1. Review the state-of-the-art in quantum sensing technologies and their current applications in space and identify promising quantum sensing protocols;
2. Assess the technical feasibility and theoretical bounds of sensitivity of the studied/proposed quantum sensing protocol in a space context;
3. Develop and/or improve models for the simulation of networks of quantum sensors in space for the identified protocols;
4. Employ the developed simulation method to study the properties and characteristics of the quantum sensing network.

References:
[1] Zheshen Zhang and Quntao Zhuang, Distributed Quantum Sensing, Quantum Sci. Technol. 6, 043001 (2021).
[2] Kómár, P., Kessler, E., Bishof, M. et al. A quantum network of clocks, Nat.
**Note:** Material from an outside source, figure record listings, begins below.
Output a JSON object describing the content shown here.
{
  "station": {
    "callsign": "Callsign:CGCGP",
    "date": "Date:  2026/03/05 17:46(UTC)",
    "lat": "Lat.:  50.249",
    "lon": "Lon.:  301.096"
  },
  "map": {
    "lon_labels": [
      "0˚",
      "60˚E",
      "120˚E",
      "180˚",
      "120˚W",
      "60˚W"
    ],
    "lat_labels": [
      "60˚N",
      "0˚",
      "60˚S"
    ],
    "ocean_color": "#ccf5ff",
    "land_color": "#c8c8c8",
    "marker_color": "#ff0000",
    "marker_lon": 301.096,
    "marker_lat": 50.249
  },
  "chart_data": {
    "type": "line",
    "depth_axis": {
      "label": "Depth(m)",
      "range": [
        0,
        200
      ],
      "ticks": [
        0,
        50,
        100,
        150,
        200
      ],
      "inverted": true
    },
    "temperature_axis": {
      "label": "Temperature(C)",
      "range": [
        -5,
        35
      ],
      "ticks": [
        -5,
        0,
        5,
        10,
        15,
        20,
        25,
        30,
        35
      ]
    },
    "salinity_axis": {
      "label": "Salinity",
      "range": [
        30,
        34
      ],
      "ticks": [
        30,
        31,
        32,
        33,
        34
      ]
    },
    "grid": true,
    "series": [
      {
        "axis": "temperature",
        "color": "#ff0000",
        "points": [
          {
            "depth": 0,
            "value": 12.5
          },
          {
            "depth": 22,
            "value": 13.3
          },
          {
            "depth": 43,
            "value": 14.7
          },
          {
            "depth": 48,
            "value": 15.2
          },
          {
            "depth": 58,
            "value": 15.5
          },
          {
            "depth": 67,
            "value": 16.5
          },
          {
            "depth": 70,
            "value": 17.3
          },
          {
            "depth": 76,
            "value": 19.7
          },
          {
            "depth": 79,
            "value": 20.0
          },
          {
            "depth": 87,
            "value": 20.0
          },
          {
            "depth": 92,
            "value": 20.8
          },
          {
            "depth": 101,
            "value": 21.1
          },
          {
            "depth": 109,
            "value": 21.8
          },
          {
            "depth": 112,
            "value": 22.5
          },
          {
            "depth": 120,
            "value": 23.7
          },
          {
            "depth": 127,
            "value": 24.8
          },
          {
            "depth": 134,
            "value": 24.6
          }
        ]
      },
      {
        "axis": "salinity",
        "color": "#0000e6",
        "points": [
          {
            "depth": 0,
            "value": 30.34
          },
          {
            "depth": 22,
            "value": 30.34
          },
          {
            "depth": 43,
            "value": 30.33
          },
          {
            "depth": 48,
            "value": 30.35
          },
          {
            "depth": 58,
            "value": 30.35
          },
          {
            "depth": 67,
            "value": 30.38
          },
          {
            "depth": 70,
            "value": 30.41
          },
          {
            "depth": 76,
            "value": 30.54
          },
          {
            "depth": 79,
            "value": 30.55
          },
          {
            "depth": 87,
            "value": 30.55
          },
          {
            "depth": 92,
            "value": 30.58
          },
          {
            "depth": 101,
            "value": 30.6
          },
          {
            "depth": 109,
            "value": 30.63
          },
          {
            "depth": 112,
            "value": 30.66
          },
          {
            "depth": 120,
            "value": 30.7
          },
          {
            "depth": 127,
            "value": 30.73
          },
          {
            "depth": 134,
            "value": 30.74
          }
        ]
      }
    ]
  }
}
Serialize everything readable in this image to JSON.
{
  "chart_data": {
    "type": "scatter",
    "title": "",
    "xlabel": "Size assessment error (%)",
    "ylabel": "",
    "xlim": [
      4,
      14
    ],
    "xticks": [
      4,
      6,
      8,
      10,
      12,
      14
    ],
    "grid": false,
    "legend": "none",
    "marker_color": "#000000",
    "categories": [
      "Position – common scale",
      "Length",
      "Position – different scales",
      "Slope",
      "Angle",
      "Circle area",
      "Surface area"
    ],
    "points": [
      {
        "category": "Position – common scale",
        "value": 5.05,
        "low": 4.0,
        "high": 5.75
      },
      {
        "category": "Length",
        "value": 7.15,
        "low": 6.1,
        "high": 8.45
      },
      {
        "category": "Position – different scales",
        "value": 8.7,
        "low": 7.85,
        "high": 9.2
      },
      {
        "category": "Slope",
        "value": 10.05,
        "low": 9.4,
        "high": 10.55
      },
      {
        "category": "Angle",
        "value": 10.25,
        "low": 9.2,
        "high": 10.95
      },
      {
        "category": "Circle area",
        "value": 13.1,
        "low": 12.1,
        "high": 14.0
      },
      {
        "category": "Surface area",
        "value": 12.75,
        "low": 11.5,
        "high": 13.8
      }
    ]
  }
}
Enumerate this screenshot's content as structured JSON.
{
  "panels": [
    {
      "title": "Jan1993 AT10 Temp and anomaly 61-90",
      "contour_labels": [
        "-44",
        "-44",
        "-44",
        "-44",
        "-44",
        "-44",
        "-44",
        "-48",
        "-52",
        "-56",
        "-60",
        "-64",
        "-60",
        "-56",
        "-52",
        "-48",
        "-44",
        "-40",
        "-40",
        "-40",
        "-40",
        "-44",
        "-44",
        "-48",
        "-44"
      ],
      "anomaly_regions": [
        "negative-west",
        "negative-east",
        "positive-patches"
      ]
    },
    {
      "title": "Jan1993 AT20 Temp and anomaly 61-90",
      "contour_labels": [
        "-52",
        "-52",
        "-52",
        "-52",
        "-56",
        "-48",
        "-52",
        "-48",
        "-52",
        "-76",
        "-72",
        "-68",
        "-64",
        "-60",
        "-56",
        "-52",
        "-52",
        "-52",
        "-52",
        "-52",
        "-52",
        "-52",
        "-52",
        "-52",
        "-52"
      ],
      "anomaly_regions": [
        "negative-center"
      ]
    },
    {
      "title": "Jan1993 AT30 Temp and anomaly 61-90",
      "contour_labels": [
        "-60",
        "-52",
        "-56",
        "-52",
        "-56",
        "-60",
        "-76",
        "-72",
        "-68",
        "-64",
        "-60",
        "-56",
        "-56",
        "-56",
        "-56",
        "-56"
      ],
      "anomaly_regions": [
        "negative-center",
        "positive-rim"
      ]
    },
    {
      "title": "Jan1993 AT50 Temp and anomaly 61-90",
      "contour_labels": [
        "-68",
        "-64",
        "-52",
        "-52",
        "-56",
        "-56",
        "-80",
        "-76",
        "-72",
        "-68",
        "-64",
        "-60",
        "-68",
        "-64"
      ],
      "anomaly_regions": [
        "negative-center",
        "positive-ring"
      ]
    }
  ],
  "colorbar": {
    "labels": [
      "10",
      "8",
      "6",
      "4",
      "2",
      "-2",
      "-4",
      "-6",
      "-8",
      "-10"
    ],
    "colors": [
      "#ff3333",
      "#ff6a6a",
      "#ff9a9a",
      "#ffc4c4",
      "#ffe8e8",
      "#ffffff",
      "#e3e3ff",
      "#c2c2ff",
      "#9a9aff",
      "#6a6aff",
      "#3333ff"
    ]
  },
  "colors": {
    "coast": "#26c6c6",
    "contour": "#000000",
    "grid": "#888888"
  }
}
Phys 10, 582–587 (2014).
[3] D. Gottesman, T. Jennewein, and S. Croke, Longer-Baseline Telescopes Using Quantum Repeaters, Phys. Rev. Lett. 109, 070503 (2012).
[4] J. Borregaard and I. Pikovski, Testing quantum theory on curved space-time with quantum networks, arXiv:2406.19533 (2024).

Behavioural competencies

Result Orientation
Operational Efficiency
Fostering Cooperation
Relationship Management
Continuous Improvement
Forward Thinking

For more information, please refer to ESA Core Behavioural Competencies guidebook

Education

You must be a university student, preferably in your final or second-to-last year of a university course at Master’s level and you need to remain enrolled at your University for the entire duration of the internship.

Additional requirements

The working languages of the Agency are English and French. A good knowledge of one of these is required. Knowledge of another Member State language would be an asset.

Knowledge and background in relevant analytical and computational methods is an asset.